Le CONGRÈS INTERNATIONAL DES MONDES INDIGÈNES (COIMI) est un événement bianual a été créé dans le cadre du Séminaire permanent sur les mondes autochtones - Amérique au Centre des sciences humaines (CHAM / NOVA FCSH— UAC), à l'Universidade Nova de Lisboa, Portugal à partir de du 27 au 28 avril 2015. Le groupe de recherche CHAM-UNL a créé le COIMI, dans le but de construire un plus grand réseau de collaboration aux niveaux national et international pour des discussions interdisciplinaires sur l'histoire des peuples autochtones en Amérique. Par conséquent, il est prévu d'élargir les dialogues entre les chercheurs indigenes et non autochtones du thème mis en évidence afin que les possibilités de nouvelles voies théoriques et méthodologiques puissent être construites sur la recherche sur les peuples traditionnels du XVI e siècle à nos jours et également de diffuser les dans la mémoire, le patrimoine culturel et environnemental, l'histoire, l'éducation et les droits autochtones en général au niveau international.

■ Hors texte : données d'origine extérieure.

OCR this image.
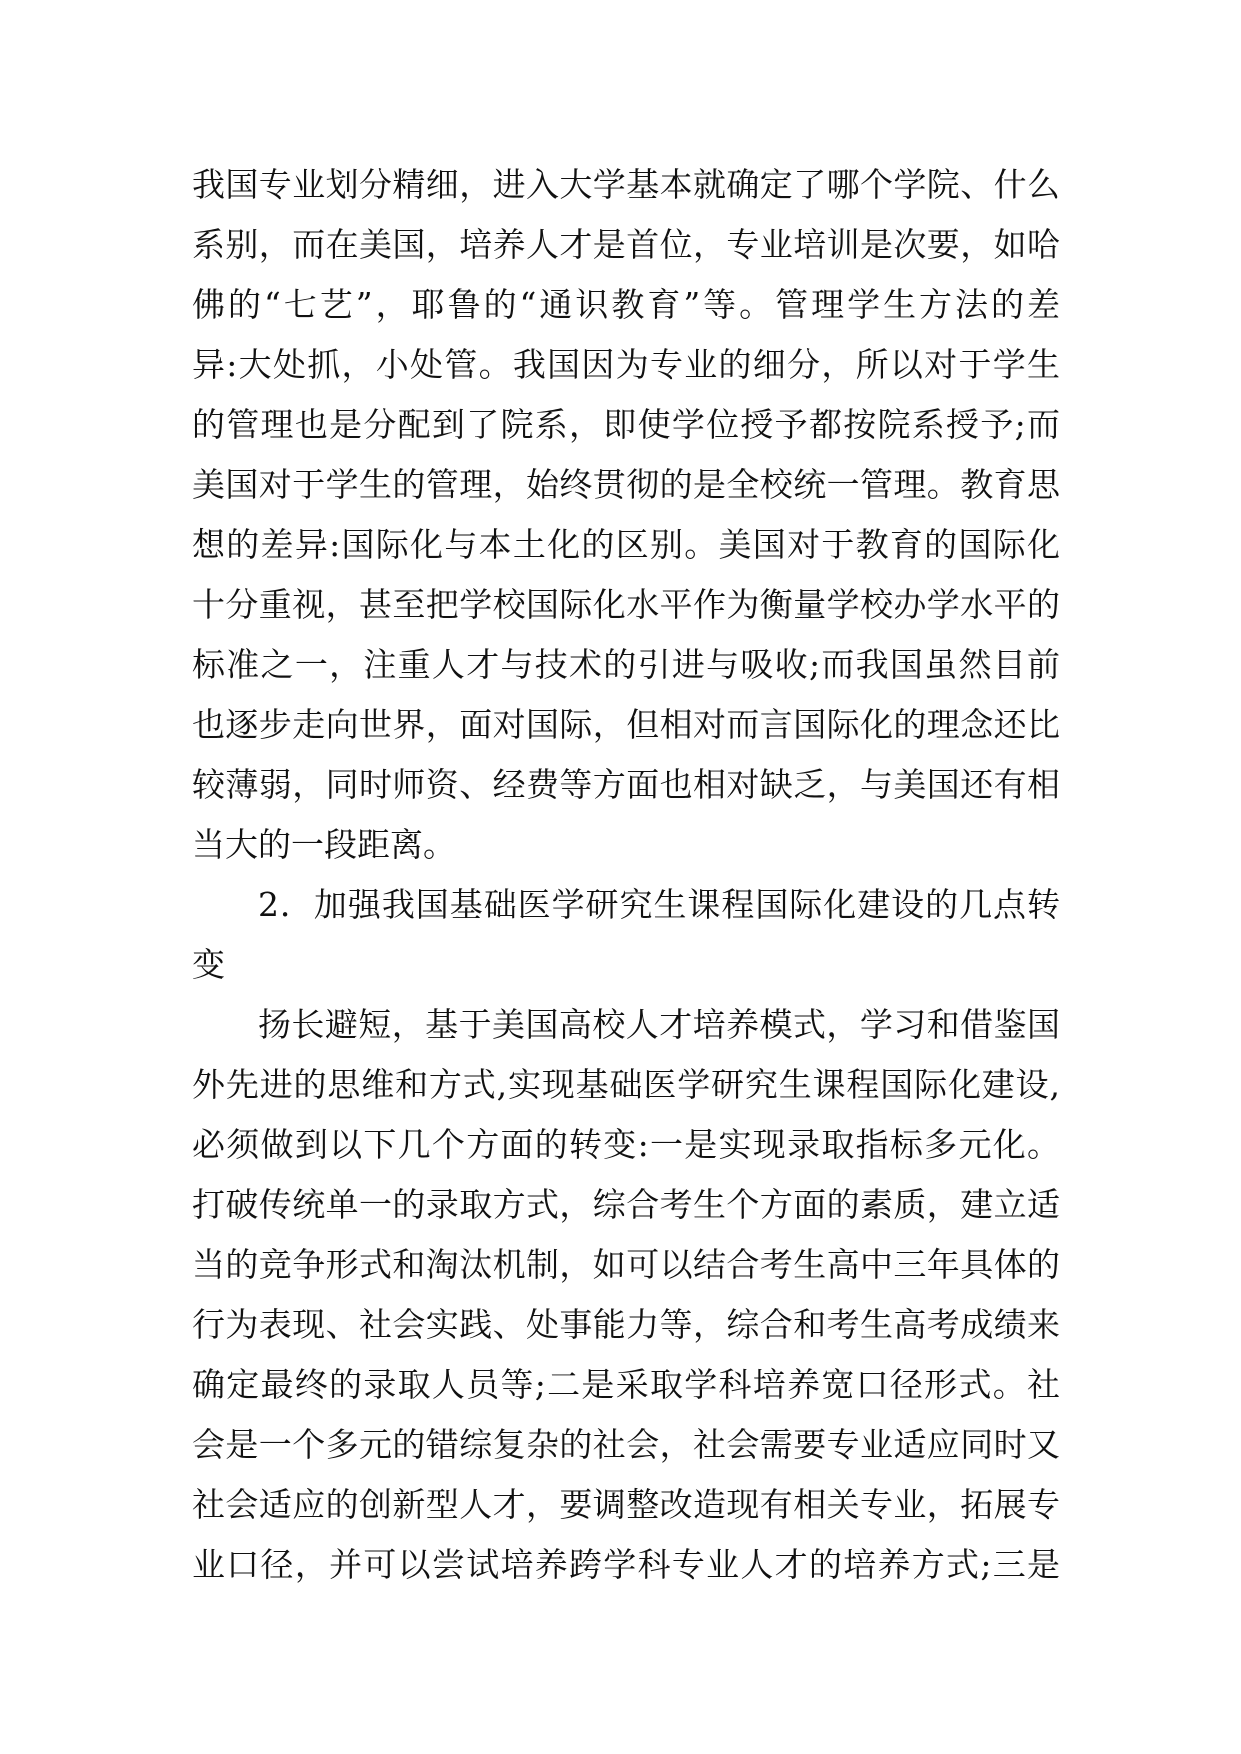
我国专业划分精细，进入大学基本就确定了哪个学院、什么
系别，而在美国，培养人才是首位，专业培训是次要，如哈
佛的“七艺”，耶鲁的“通识教育”等。管理学生方法的差
异:大处抓，小处管。我国因为专业的细分，所以对于学生
的管理也是分配到了院系，即使学位授予都按院系授予;而
美国对于学生的管理，始终贯彻的是全校统一管理。教育思
想的差异:国际化与本土化的区别。美国对于教育的国际化
十分重视，甚至把学校国际化水平作为衡量学校办学水平的
标准之一，注重人才与技术的引进与吸收;而我国虽然目前
也逐步走向世界，面对国际，但相对而言国际化的理念还比
较薄弱，同时师资、经费等方面也相对缺乏，与美国还有相
当大的一段距离。
2．加强我国基础医学研究生课程国际化建设的几点转
变
扬长避短，基于美国高校人才培养模式，学习和借鉴国
外先进的思维和方式,实现基础医学研究生课程国际化建设,
必须做到以下几个方面的转变:一是实现录取指标多元化。
打破传统单一的录取方式，综合考生个方面的素质，建立适
当的竞争形式和淘汰机制，如可以结合考生高中三年具体的
行为表现、社会实践、处事能力等，综合和考生高考成绩来
确定最终的录取人员等;二是采取学科培养宽口径形式。社
会是一个多元的错综复杂的社会，社会需要专业适应同时又
社会适应的创新型人才，要调整改造现有相关专业，拓展专
业口径，并可以尝试培养跨学科专业人才的培养方式;三是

Le II Congrès international des mondes autochtones - Dialogues sur l'histoire, le droit et l'éducation Du XVIe siècle à nos jours s'est tenu en novembre 2017 en Europe dans deux pays, l'Espagne (Université Pablo Olavide, Séville) et le Portugal (Centre des sciences humaines – CHAM-UNL, Lisbonne) avec des résultats extrêmement fructueux et affirmés. En 2018 en Amérique latine, il s'est déroulé au Brésil (Université fédérale de Campina), Paraíba avec le soutien du ministère des Sciences et de la Technologie, du CNPq et de l'Université d'État de Paraíba.

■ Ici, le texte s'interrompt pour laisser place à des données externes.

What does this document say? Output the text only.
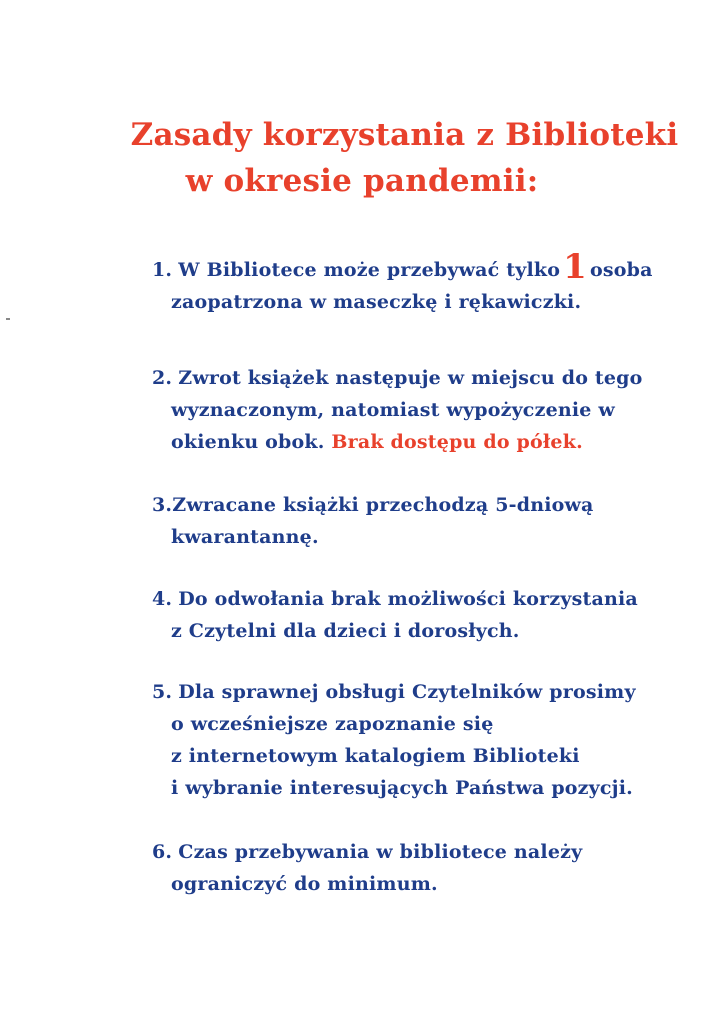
Zasady korzystania z Biblioteki
w okresie pandemii:
1. W Bibliotece może przebywać tylko1 osoba
zaopatrzona w maseczkę i rękawiczki.
2. Zwrot książek następuje w miejscu do tego
wyznaczonym, natomiast wypożyczenie w
okienku obok. Brak dostępu do półek.
3.Zwracane książki przechodzą 5-dniową
kwarantannę.
4. Do odwołania brak możliwości korzystania
z Czytelni dla dzieci i dorosłych.
5. Dla sprawnej obsługi Czytelników prosimy
o wcześniejsze zapoznanie się
z internetowym katalogiem Biblioteki
i wybranie interesujących Państwa pozycji.
6. Czas przebywania w bibliotece należy
ograniczyć do minimum.
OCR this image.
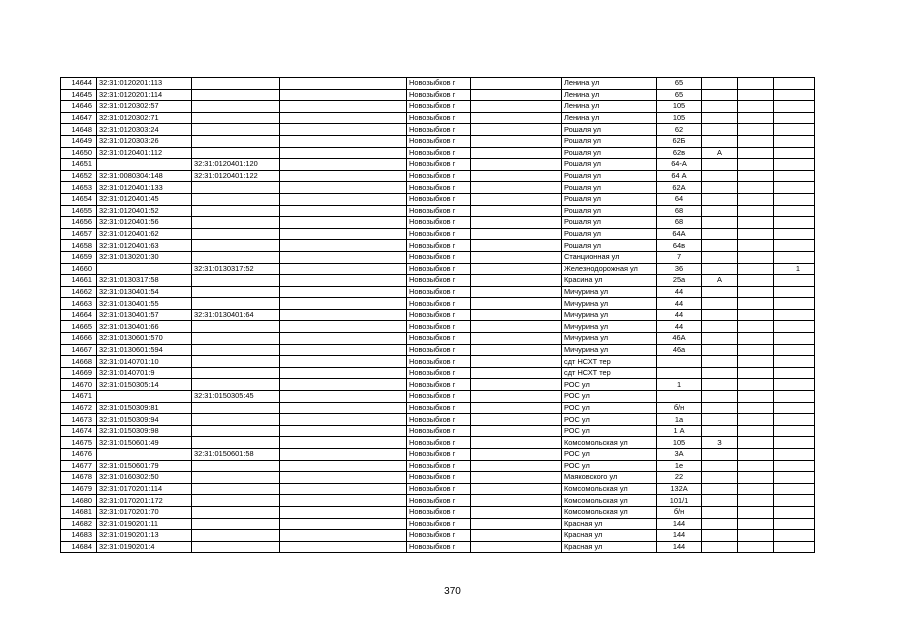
14644	32:31:0120201:113			Новозыбков г		Ленина ул	65			
14645	32:31:0120201:114			Новозыбков г		Ленина ул	65			
14646	32:31:0120302:57			Новозыбков г		Ленина ул	105			
14647	32:31:0120302:71			Новозыбков г		Ленина ул	105			
14648	32:31:0120303:24			Новозыбков г		Рошаля ул	62			
14649	32:31:0120303:26			Новозыбков г		Рошаля ул	62Б			
14650	32:31:0120401:112			Новозыбков г		Рошаля ул	62в	А		
14651		32:31:0120401:120		Новозыбков г		Рошаля ул	64-А			
14652	32:31:0080304:148	32:31:0120401:122		Новозыбков г		Рошаля ул	64 А			
14653	32:31:0120401:133			Новозыбков г		Рошаля ул	62А			
14654	32:31:0120401:45			Новозыбков г		Рошаля ул	64			
14655	32:31:0120401:52			Новозыбков г		Рошаля ул	68			
14656	32:31:0120401:56			Новозыбков г		Рошаля ул	68			
14657	32:31:0120401:62			Новозыбков г		Рошаля ул	64А			
14658	32:31:0120401:63			Новозыбков г		Рошаля ул	64в			
14659	32:31:0130201:30			Новозыбков г		Станционная ул	7			
14660		32:31:0130317:52		Новозыбков г		Железнодорожная ул	36			1
14661	32:31:0130317:58			Новозыбков г		Красина ул	25а	А		
14662	32:31:0130401:54			Новозыбков г		Мичурина ул	44			
14663	32:31:0130401:55			Новозыбков г		Мичурина ул	44			
14664	32:31:0130401:57	32:31:0130401:64		Новозыбков г		Мичурина ул	44			
14665	32:31:0130401:66			Новозыбков г		Мичурина ул	44			
14666	32:31:0130601:570			Новозыбков г		Мичурина ул	46А			
14667	32:31:0130601:594			Новозыбков г		Мичурина ул	46а			
14668	32:31:0140701:10			Новозыбков г		сдт НСХТ тер				
14669	32:31:0140701:9			Новозыбков г		сдт НСХТ тер				
14670	32:31:0150305:14			Новозыбков г		РОС ул	1			
14671		32:31:0150305:45		Новозыбков г		РОС ул				
14672	32:31:0150309:81			Новозыбков г		РОС ул	б/н			
14673	32:31:0150309:94			Новозыбков г		РОС ул	1а			
14674	32:31:0150309:98			Новозыбков г		РОС ул	1 А			
14675	32:31:0150601:49			Новозыбков г		Комсомольская ул	105	З		
14676		32:31:0150601:58		Новозыбков г		РОС ул	3А			
14677	32:31:0150601:79			Новозыбков г		РОС ул	1е			
14678	32:31:0160302:50			Новозыбков г		Маяковского ул	22			
14679	32:31:0170201:114			Новозыбков г		Комсомольская ул	132А			
14680	32:31:0170201:172			Новозыбков г		Комсомольская ул	101/1			
14681	32:31:0170201:70			Новозыбков г		Комсомольская ул	б/н			
14682	32:31:0190201:11			Новозыбков г		Красная ул	144			
14683	32:31:0190201:13			Новозыбков г		Красная ул	144			
14684	32:31:0190201:4			Новозыбков г		Красная ул	144			
370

Le III COIMI 19 - EUROPE a eu lieu dans trois pays Paris, France, Séville, Espagne et Lisbonne, Portugal, nous visons à apporter des discussions sur la recherche qui a été développée en Europe et en Amérique et qui construisent des réflexions sur les violations, les réalisations et l'intensification de les luttes des peuples autochtones en Amérique entre le 16ème siècle à nos jours . Dans le III COIMI 21 - ONLINE, nous revisiterons le thème indigène non pas avec un regard sur le passé pour le passé, mais en vue des exigences du temps présent, qui sont également devenues des revendications des mouvements indigènes des dernières décennies, c'est-à-dire l'histoire , mémoire, éducation, reconnaissance des ethnies, des territoires, du patrimoine, de la nature comme droits historiques et inaliénables.